Nous dénonçons la collusion de fait des responsables politiques français avec le pouvoir de Ben Ali tout au long de ces années, responsabilité partagée aussi bien par l'UMP que le PS. On se souvient de l'ombrageux Philippe Seguin au verbe souvent haut mais toujours aux côtés du pouvoir tunisien. De même l'actuel maire de Paris s'est toujours refusé à dénoncer ce régime corrompu où les syndicalistes, les journalistes, les opposants et tous les défenseurs des droits de l'homme ont été combattus, mis en prison, torturés et même assassinés. Aimer le pays de sa naissance ne constitue en aucun cas une excuse, toute dictature doit être dénoncée. Mais que dire de l'inénarrable Jacques Chirac en visite officielle au mois de décembre 2003 et prononçant cet invraisemblable déni des valeurs de la France : " Le premier des droits de l'homme, c'est de manger, d'être soigné, de recevoir une éducation et d'avoir un habitat. De ce point de vue, il faut bien reconnaître que que la Tunisie est en avance sur certains autres pays"

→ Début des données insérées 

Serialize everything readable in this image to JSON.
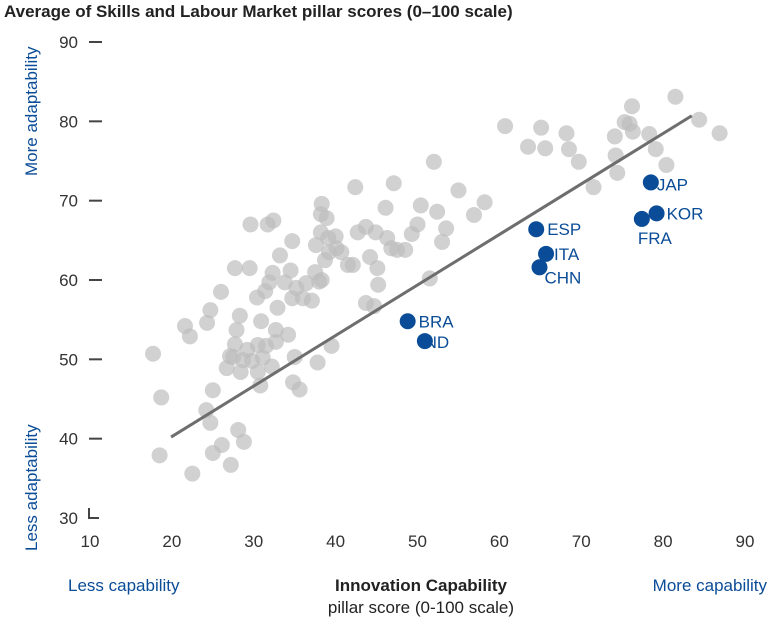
{
  "chart_data": {
    "type": "scatter",
    "title": "Average of Skills and Labour Market pillar scores (0–100 scale)",
    "xlabel": [
      "Innovation Capability",
      "pillar score (0-100 scale)"
    ],
    "x_annotations": {
      "low": "Less capability",
      "high": "More capability"
    },
    "y_annotations": {
      "low": "Less adaptability",
      "high": "More adaptability"
    },
    "xlim": [
      10,
      90
    ],
    "ylim": [
      30,
      90
    ],
    "xticks": [
      "10",
      "20",
      "30",
      "40",
      "50",
      "60",
      "70",
      "80",
      "90"
    ],
    "yticks": [
      "30",
      "40",
      "50",
      "60",
      "70",
      "80",
      "90"
    ],
    "grid": false,
    "colors": {
      "highlight": "#0a4c97",
      "other": "#bdbdbd",
      "trend": "#6e6e6e"
    },
    "trendline": [
      [
        19.9,
        40.2
      ],
      [
        83.5,
        80.7
      ]
    ],
    "highlighted": [
      {
        "label": "BRA",
        "x": 48.8,
        "y": 54.8
      },
      {
        "label": "IND",
        "x": 50.9,
        "y": 52.3
      },
      {
        "label": "ESP",
        "x": 64.5,
        "y": 66.4
      },
      {
        "label": "ITA",
        "x": 65.7,
        "y": 63.3
      },
      {
        "label": "CHN",
        "x": 64.9,
        "y": 61.6
      },
      {
        "label": "JAP",
        "x": 78.5,
        "y": 72.3
      },
      {
        "label": "KOR",
        "x": 79.2,
        "y": 68.4
      },
      {
        "label": "FRA",
        "x": 77.4,
        "y": 67.7
      }
    ],
    "others": [
      [
        17.7,
        50.7
      ],
      [
        18.7,
        45.2
      ],
      [
        18.5,
        37.9
      ],
      [
        21.6,
        54.2
      ],
      [
        22.2,
        52.9
      ],
      [
        22.5,
        35.6
      ],
      [
        24.3,
        54.6
      ],
      [
        24.7,
        56.2
      ],
      [
        24.2,
        43.6
      ],
      [
        24.7,
        42.0
      ],
      [
        25.0,
        46.1
      ],
      [
        25.0,
        38.2
      ],
      [
        26.0,
        58.5
      ],
      [
        26.1,
        39.2
      ],
      [
        26.7,
        48.9
      ],
      [
        27.1,
        50.4
      ],
      [
        27.2,
        36.7
      ],
      [
        27.7,
        61.5
      ],
      [
        27.9,
        53.7
      ],
      [
        27.7,
        51.9
      ],
      [
        27.5,
        50.3
      ],
      [
        28.3,
        55.5
      ],
      [
        28.4,
        48.4
      ],
      [
        28.1,
        41.1
      ],
      [
        28.8,
        39.6
      ],
      [
        28.7,
        49.9
      ],
      [
        29.2,
        51.2
      ],
      [
        29.5,
        61.5
      ],
      [
        29.6,
        67.0
      ],
      [
        29.8,
        49.8
      ],
      [
        30.4,
        57.8
      ],
      [
        30.5,
        51.8
      ],
      [
        30.5,
        48.4
      ],
      [
        30.8,
        46.7
      ],
      [
        30.9,
        54.8
      ],
      [
        31.1,
        50.2
      ],
      [
        31.4,
        58.6
      ],
      [
        31.5,
        51.7
      ],
      [
        31.7,
        67.0
      ],
      [
        31.9,
        59.7
      ],
      [
        32.2,
        49.1
      ],
      [
        32.3,
        60.9
      ],
      [
        32.4,
        67.5
      ],
      [
        32.7,
        52.2
      ],
      [
        32.9,
        56.5
      ],
      [
        32.7,
        53.7
      ],
      [
        33.2,
        63.1
      ],
      [
        33.8,
        59.7
      ],
      [
        34.2,
        53.1
      ],
      [
        34.5,
        61.2
      ],
      [
        34.7,
        64.9
      ],
      [
        34.7,
        57.7
      ],
      [
        34.8,
        47.1
      ],
      [
        35.0,
        50.3
      ],
      [
        35.2,
        59.0
      ],
      [
        35.6,
        46.2
      ],
      [
        36.0,
        57.7
      ],
      [
        36.4,
        59.6
      ],
      [
        37.1,
        57.4
      ],
      [
        37.5,
        61.0
      ],
      [
        37.6,
        64.4
      ],
      [
        37.8,
        49.6
      ],
      [
        38.0,
        59.8
      ],
      [
        38.2,
        66.0
      ],
      [
        38.2,
        68.3
      ],
      [
        38.3,
        69.6
      ],
      [
        38.3,
        60.0
      ],
      [
        38.7,
        62.5
      ],
      [
        38.9,
        67.8
      ],
      [
        39.1,
        65.3
      ],
      [
        39.2,
        63.5
      ],
      [
        39.5,
        51.7
      ],
      [
        40.0,
        65.5
      ],
      [
        40.1,
        64.0
      ],
      [
        40.7,
        63.5
      ],
      [
        41.5,
        61.9
      ],
      [
        42.1,
        61.9
      ],
      [
        42.4,
        71.7
      ],
      [
        42.7,
        66.0
      ],
      [
        43.7,
        66.7
      ],
      [
        43.7,
        57.1
      ],
      [
        44.2,
        62.9
      ],
      [
        44.7,
        56.7
      ],
      [
        44.9,
        66.0
      ],
      [
        45.1,
        61.5
      ],
      [
        45.2,
        59.4
      ],
      [
        46.1,
        69.1
      ],
      [
        46.3,
        65.3
      ],
      [
        46.8,
        64.0
      ],
      [
        47.1,
        72.2
      ],
      [
        47.5,
        63.8
      ],
      [
        48.5,
        63.8
      ],
      [
        49.3,
        65.8
      ],
      [
        50.0,
        67.0
      ],
      [
        50.4,
        69.4
      ],
      [
        51.5,
        60.2
      ],
      [
        52.0,
        74.9
      ],
      [
        52.4,
        68.6
      ],
      [
        53.0,
        64.8
      ],
      [
        53.5,
        66.5
      ],
      [
        55.0,
        71.3
      ],
      [
        56.9,
        68.2
      ],
      [
        58.2,
        69.8
      ],
      [
        60.7,
        79.4
      ],
      [
        63.5,
        76.8
      ],
      [
        65.1,
        79.2
      ],
      [
        65.6,
        76.6
      ],
      [
        68.2,
        78.5
      ],
      [
        68.5,
        76.5
      ],
      [
        69.7,
        74.9
      ],
      [
        71.5,
        71.7
      ],
      [
        74.1,
        78.1
      ],
      [
        74.2,
        75.7
      ],
      [
        74.4,
        73.5
      ],
      [
        75.3,
        79.9
      ],
      [
        75.9,
        79.7
      ],
      [
        76.2,
        81.9
      ],
      [
        76.3,
        78.7
      ],
      [
        78.3,
        78.4
      ],
      [
        79.1,
        76.5
      ],
      [
        80.4,
        74.5
      ],
      [
        81.5,
        83.1
      ],
      [
        84.4,
        80.2
      ],
      [
        86.9,
        78.5
      ]
    ]
  }
}
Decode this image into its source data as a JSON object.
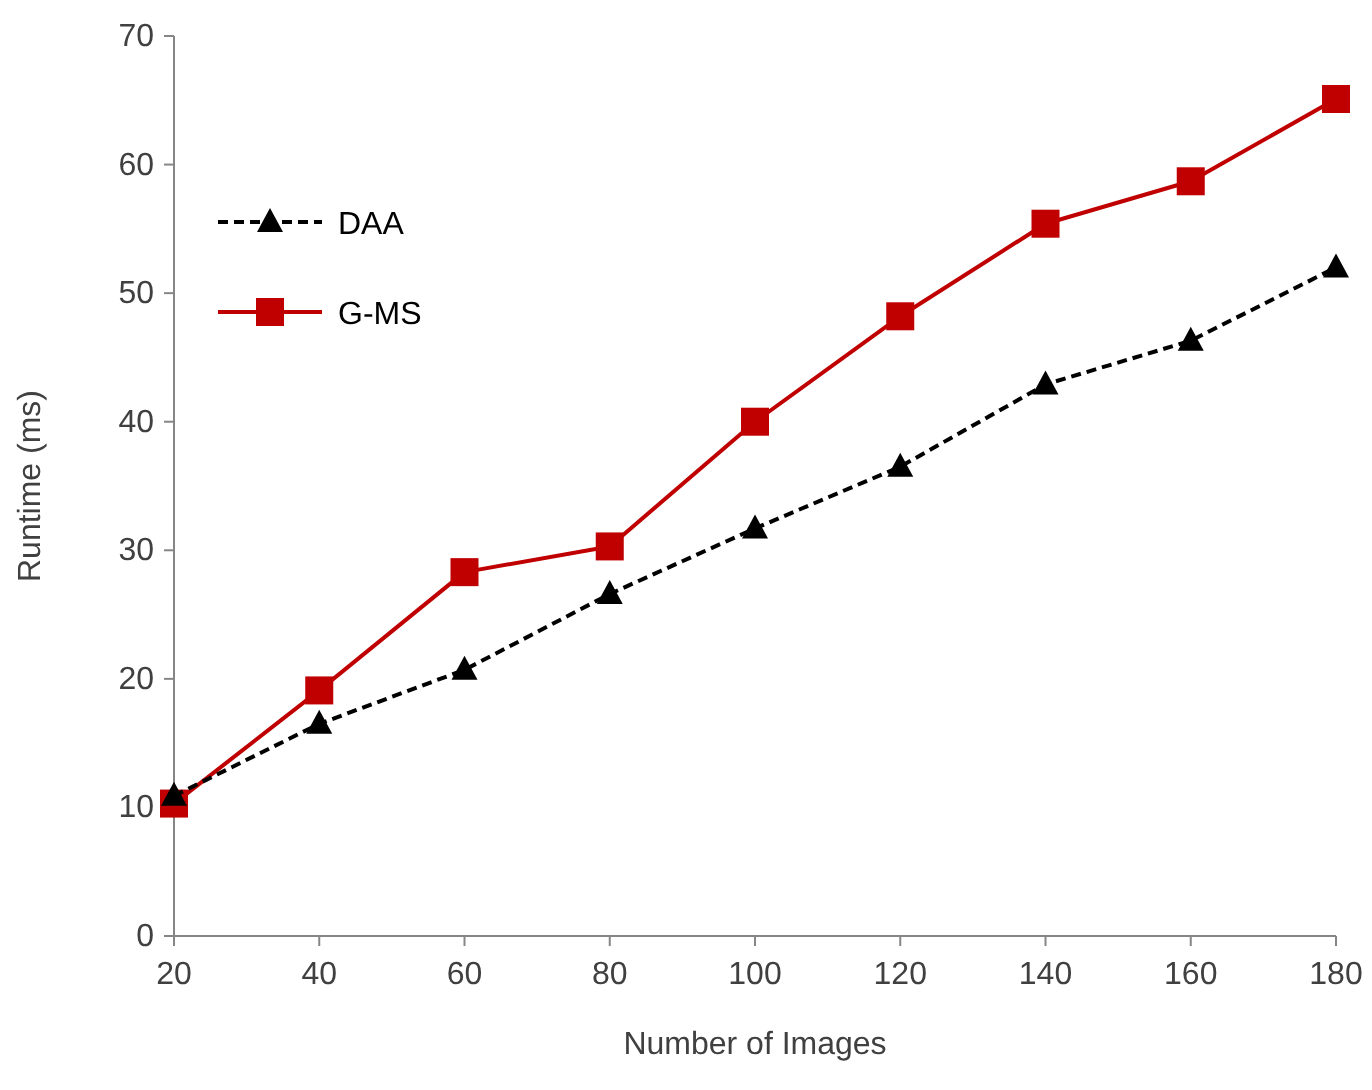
{
  "chart_data": {
    "type": "line",
    "xlabel": "Number of Images",
    "ylabel": "Runtime (ms)",
    "x": [
      20,
      40,
      60,
      80,
      100,
      120,
      140,
      160,
      180
    ],
    "xlim": [
      20,
      180
    ],
    "xticks": [
      20,
      40,
      60,
      80,
      100,
      120,
      140,
      160,
      180
    ],
    "ylim": [
      0,
      70
    ],
    "yticks": [
      0,
      10,
      20,
      30,
      40,
      50,
      60,
      70
    ],
    "grid": false,
    "legend": "top left",
    "series": [
      {
        "name": "DAA",
        "color": "#000000",
        "marker": "triangle",
        "line_style": "dashed",
        "values": [
          10.9,
          16.5,
          20.7,
          26.6,
          31.7,
          36.5,
          42.9,
          46.3,
          52.0
        ]
      },
      {
        "name": "G-MS",
        "color": "#c00000",
        "marker": "square",
        "line_style": "solid",
        "values": [
          10.3,
          19.1,
          28.3,
          30.3,
          40.0,
          48.2,
          55.4,
          58.7,
          65.1
        ]
      }
    ]
  }
}
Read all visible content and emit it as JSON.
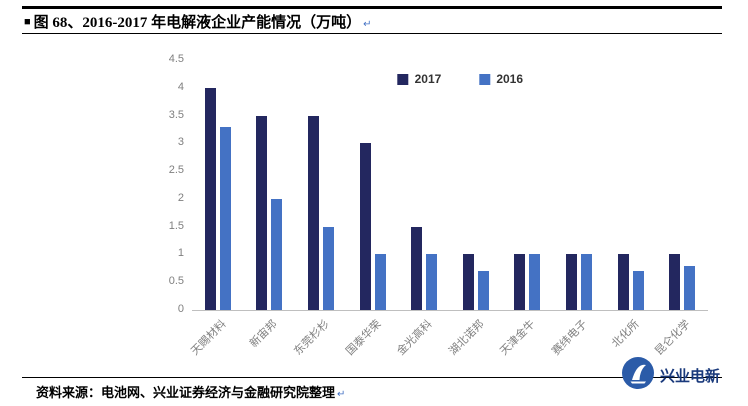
{
  "header": {
    "bullet": "■",
    "title": "图 68、2016-2017 年电解液企业产能情况（万吨）",
    "paragraph_mark": "↵"
  },
  "chart_data": {
    "type": "bar",
    "title": "2016-2017 年电解液企业产能情况（万吨）",
    "categories": [
      "天赐材料",
      "新宙邦",
      "东莞杉杉",
      "国泰华荣",
      "金光高科",
      "湖北诺邦",
      "天津金牛",
      "赛纬电子",
      "北化所",
      "昆仑化学"
    ],
    "series": [
      {
        "name": "2017",
        "color": "#23275F",
        "values": [
          4,
          3.5,
          3.5,
          3,
          1.5,
          1,
          1,
          1,
          1,
          1
        ]
      },
      {
        "name": "2016",
        "color": "#4472C4",
        "values": [
          3.3,
          2,
          1.5,
          1,
          1,
          0.7,
          1,
          1,
          0.7,
          0.8
        ]
      }
    ],
    "xlabel": "",
    "ylabel": "",
    "ylim": [
      0,
      4.5
    ],
    "yticks": [
      0,
      0.5,
      1,
      1.5,
      2,
      2.5,
      3,
      3.5,
      4,
      4.5
    ],
    "grid": false,
    "legend_position": "top-center"
  },
  "footer": {
    "source": "资料来源：电池网、兴业证券经济与金融研究院整理",
    "paragraph_mark": "↵",
    "brand": "兴业电新"
  }
}
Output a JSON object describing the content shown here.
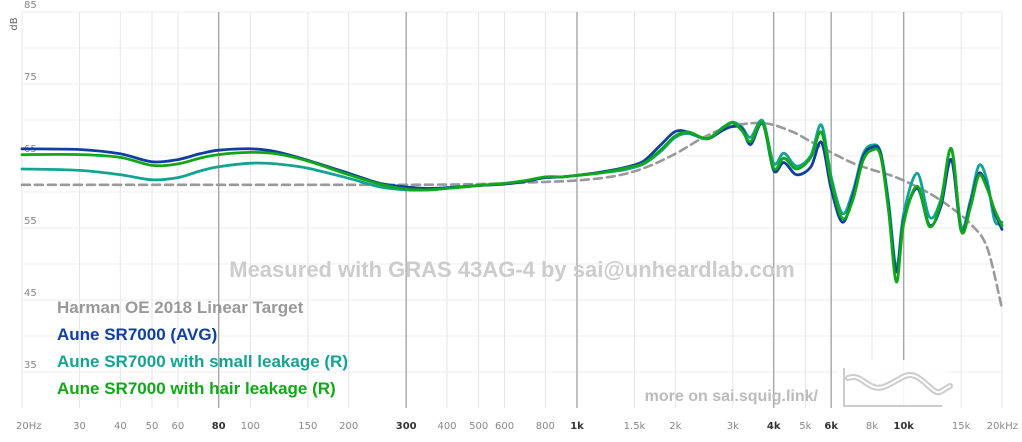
{
  "chart_data": {
    "type": "line",
    "title": "",
    "xlabel": "",
    "ylabel": "dB",
    "x_scale": "log",
    "xlim": [
      20,
      20000
    ],
    "ylim": [
      30,
      85
    ],
    "grid": true,
    "legend_placement": "bottom-left",
    "watermark": "Measured with GRAS 43AG-4 by sai@unheardlab.com",
    "footer": "more on sai.squig.link/",
    "logo_icon": "squiggle-logo-icon",
    "x_ticks": [
      {
        "value": 20,
        "label": "20Hz",
        "major": false
      },
      {
        "value": 30,
        "label": "30",
        "major": false
      },
      {
        "value": 40,
        "label": "40",
        "major": false
      },
      {
        "value": 50,
        "label": "50",
        "major": false
      },
      {
        "value": 60,
        "label": "60",
        "major": false
      },
      {
        "value": 80,
        "label": "80",
        "major": true
      },
      {
        "value": 100,
        "label": "100",
        "major": false
      },
      {
        "value": 150,
        "label": "150",
        "major": false
      },
      {
        "value": 200,
        "label": "200",
        "major": false
      },
      {
        "value": 300,
        "label": "300",
        "major": true
      },
      {
        "value": 400,
        "label": "400",
        "major": false
      },
      {
        "value": 500,
        "label": "500",
        "major": false
      },
      {
        "value": 600,
        "label": "600",
        "major": false
      },
      {
        "value": 800,
        "label": "800",
        "major": false
      },
      {
        "value": 1000,
        "label": "1k",
        "major": true
      },
      {
        "value": 1500,
        "label": "1.5k",
        "major": false
      },
      {
        "value": 2000,
        "label": "2k",
        "major": false
      },
      {
        "value": 3000,
        "label": "3k",
        "major": false
      },
      {
        "value": 4000,
        "label": "4k",
        "major": true
      },
      {
        "value": 5000,
        "label": "5k",
        "major": false
      },
      {
        "value": 6000,
        "label": "6k",
        "major": true
      },
      {
        "value": 8000,
        "label": "8k",
        "major": false
      },
      {
        "value": 10000,
        "label": "10k",
        "major": true
      },
      {
        "value": 15000,
        "label": "15k",
        "major": false
      },
      {
        "value": 20000,
        "label": "20kHz",
        "major": false
      }
    ],
    "y_ticks": [
      {
        "value": 85,
        "label": "85"
      },
      {
        "value": 75,
        "label": "75"
      },
      {
        "value": 65,
        "label": "65"
      },
      {
        "value": 55,
        "label": "55"
      },
      {
        "value": 45,
        "label": "45"
      },
      {
        "value": 35,
        "label": "35"
      }
    ],
    "series": [
      {
        "name": "Harman OE 2018 Linear Target",
        "color": "#999999",
        "dashed": true,
        "points": [
          [
            20,
            61
          ],
          [
            50,
            61
          ],
          [
            100,
            61
          ],
          [
            200,
            61
          ],
          [
            300,
            61
          ],
          [
            500,
            61.1
          ],
          [
            800,
            61.4
          ],
          [
            1000,
            61.6
          ],
          [
            1300,
            62.2
          ],
          [
            1600,
            63.3
          ],
          [
            2000,
            65.3
          ],
          [
            2400,
            67.4
          ],
          [
            2800,
            68.8
          ],
          [
            3200,
            69.4
          ],
          [
            3600,
            69.6
          ],
          [
            4000,
            69.3
          ],
          [
            4600,
            68.3
          ],
          [
            5200,
            67.0
          ],
          [
            6000,
            65.5
          ],
          [
            7000,
            64.0
          ],
          [
            8000,
            63.1
          ],
          [
            9000,
            62.4
          ],
          [
            10000,
            61.6
          ],
          [
            12000,
            59.8
          ],
          [
            14000,
            57.8
          ],
          [
            16000,
            55.6
          ],
          [
            18000,
            52.3
          ],
          [
            20000,
            43.8
          ]
        ]
      },
      {
        "name": "Aune SR7000 (AVG)",
        "color": "#0f3fa1",
        "dashed": false,
        "points": [
          [
            20,
            66.0
          ],
          [
            30,
            65.9
          ],
          [
            40,
            65.3
          ],
          [
            50,
            64.2
          ],
          [
            60,
            64.5
          ],
          [
            70,
            65.3
          ],
          [
            80,
            65.8
          ],
          [
            100,
            66.0
          ],
          [
            120,
            65.6
          ],
          [
            150,
            64.4
          ],
          [
            200,
            62.6
          ],
          [
            250,
            61.2
          ],
          [
            300,
            60.7
          ],
          [
            350,
            60.5
          ],
          [
            400,
            60.6
          ],
          [
            500,
            60.9
          ],
          [
            600,
            61.1
          ],
          [
            700,
            61.5
          ],
          [
            800,
            62.0
          ],
          [
            900,
            62.1
          ],
          [
            1000,
            62.3
          ],
          [
            1200,
            62.8
          ],
          [
            1400,
            63.4
          ],
          [
            1600,
            64.3
          ],
          [
            1800,
            66.5
          ],
          [
            2000,
            68.4
          ],
          [
            2200,
            68.3
          ],
          [
            2500,
            67.4
          ],
          [
            2800,
            68.6
          ],
          [
            3000,
            69.1
          ],
          [
            3200,
            68.8
          ],
          [
            3400,
            66.6
          ],
          [
            3700,
            69.5
          ],
          [
            4000,
            63.0
          ],
          [
            4300,
            64.1
          ],
          [
            4700,
            62.4
          ],
          [
            5200,
            63.5
          ],
          [
            5600,
            66.9
          ],
          [
            6000,
            60.4
          ],
          [
            6500,
            55.8
          ],
          [
            7000,
            59.6
          ],
          [
            7500,
            64.8
          ],
          [
            8000,
            66.2
          ],
          [
            8500,
            65.4
          ],
          [
            9000,
            57.8
          ],
          [
            9500,
            48.9
          ],
          [
            10000,
            56.0
          ],
          [
            11000,
            60.5
          ],
          [
            12000,
            55.4
          ],
          [
            13000,
            58.0
          ],
          [
            14000,
            64.5
          ],
          [
            15000,
            54.6
          ],
          [
            16000,
            58.3
          ],
          [
            17000,
            62.6
          ],
          [
            18000,
            60.7
          ],
          [
            19000,
            57.2
          ],
          [
            20000,
            54.8
          ]
        ]
      },
      {
        "name": "Aune SR7000 with small leakage (R)",
        "color": "#14a393",
        "dashed": false,
        "points": [
          [
            20,
            63.2
          ],
          [
            30,
            63.0
          ],
          [
            40,
            62.4
          ],
          [
            50,
            61.7
          ],
          [
            60,
            62.0
          ],
          [
            70,
            62.9
          ],
          [
            80,
            63.5
          ],
          [
            100,
            64.0
          ],
          [
            120,
            63.9
          ],
          [
            150,
            63.3
          ],
          [
            200,
            61.9
          ],
          [
            250,
            60.7
          ],
          [
            300,
            60.3
          ],
          [
            350,
            60.3
          ],
          [
            400,
            60.5
          ],
          [
            500,
            60.9
          ],
          [
            600,
            61.2
          ],
          [
            700,
            61.6
          ],
          [
            800,
            62.0
          ],
          [
            900,
            62.1
          ],
          [
            1000,
            62.3
          ],
          [
            1200,
            62.7
          ],
          [
            1400,
            63.1
          ],
          [
            1600,
            63.9
          ],
          [
            1800,
            65.6
          ],
          [
            2000,
            67.6
          ],
          [
            2200,
            68.1
          ],
          [
            2500,
            67.4
          ],
          [
            2800,
            69.0
          ],
          [
            3000,
            69.7
          ],
          [
            3200,
            69.0
          ],
          [
            3400,
            67.6
          ],
          [
            3700,
            69.9
          ],
          [
            4000,
            64.0
          ],
          [
            4300,
            65.4
          ],
          [
            4700,
            63.6
          ],
          [
            5200,
            65.1
          ],
          [
            5600,
            69.3
          ],
          [
            6000,
            62.1
          ],
          [
            6500,
            57.0
          ],
          [
            7000,
            60.2
          ],
          [
            7500,
            65.2
          ],
          [
            8000,
            66.5
          ],
          [
            8500,
            65.5
          ],
          [
            9000,
            58.5
          ],
          [
            9500,
            49.5
          ],
          [
            10000,
            57.0
          ],
          [
            11000,
            62.6
          ],
          [
            12000,
            56.5
          ],
          [
            13000,
            59.0
          ],
          [
            14000,
            66.0
          ],
          [
            15000,
            55.2
          ],
          [
            16000,
            58.8
          ],
          [
            17000,
            63.7
          ],
          [
            18000,
            61.6
          ],
          [
            19000,
            56.0
          ],
          [
            20000,
            55.8
          ]
        ]
      },
      {
        "name": "Aune SR7000 with hair leakage (R)",
        "color": "#11a818",
        "dashed": false,
        "points": [
          [
            20,
            65.2
          ],
          [
            30,
            65.2
          ],
          [
            40,
            64.8
          ],
          [
            50,
            63.7
          ],
          [
            60,
            63.9
          ],
          [
            70,
            64.7
          ],
          [
            80,
            65.2
          ],
          [
            100,
            65.5
          ],
          [
            120,
            65.3
          ],
          [
            150,
            64.3
          ],
          [
            200,
            62.4
          ],
          [
            250,
            61.1
          ],
          [
            300,
            60.4
          ],
          [
            350,
            60.3
          ],
          [
            400,
            60.5
          ],
          [
            500,
            60.9
          ],
          [
            600,
            61.2
          ],
          [
            700,
            61.6
          ],
          [
            800,
            62.1
          ],
          [
            900,
            62.1
          ],
          [
            1000,
            62.3
          ],
          [
            1200,
            62.7
          ],
          [
            1400,
            63.3
          ],
          [
            1600,
            64.0
          ],
          [
            1800,
            65.8
          ],
          [
            2000,
            67.8
          ],
          [
            2200,
            68.3
          ],
          [
            2500,
            67.4
          ],
          [
            2800,
            68.9
          ],
          [
            3000,
            69.6
          ],
          [
            3200,
            68.5
          ],
          [
            3400,
            67.0
          ],
          [
            3700,
            69.6
          ],
          [
            4000,
            63.3
          ],
          [
            4300,
            64.7
          ],
          [
            4700,
            63.2
          ],
          [
            5200,
            64.8
          ],
          [
            5600,
            68.3
          ],
          [
            6000,
            61.5
          ],
          [
            6500,
            56.3
          ],
          [
            7000,
            59.0
          ],
          [
            7500,
            64.3
          ],
          [
            8000,
            65.8
          ],
          [
            8500,
            65.0
          ],
          [
            9000,
            57.2
          ],
          [
            9500,
            47.5
          ],
          [
            10000,
            55.6
          ],
          [
            11000,
            60.8
          ],
          [
            12000,
            55.2
          ],
          [
            13000,
            58.6
          ],
          [
            14000,
            66.0
          ],
          [
            15000,
            54.6
          ],
          [
            16000,
            57.8
          ],
          [
            17000,
            62.3
          ],
          [
            18000,
            60.5
          ],
          [
            19000,
            57.5
          ],
          [
            20000,
            55.3
          ]
        ]
      }
    ]
  }
}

Nicolas Sarkozy osait prétendre le 28 avril 2008 que "l'espace des libertés progresse en Tunisie" et Dominique Strauss-Kahn, décoré par Ben Ali le 18 novembre 2008, déclarait "La Tunisie est un bon exemple à suivre pour beaucoup de pays qui sont émergents".



Après l'Amérique du Sud, ce sont nos frères du Maghreb qui ouvrent la voie. Notre soutien est total et nous souhaitons que la démocratie s'établisse dès que possible en Tunisie. Et nous espérons que le bon vent de la Tunisie viendra bientôt souffler de notre coté de la Méditerranée.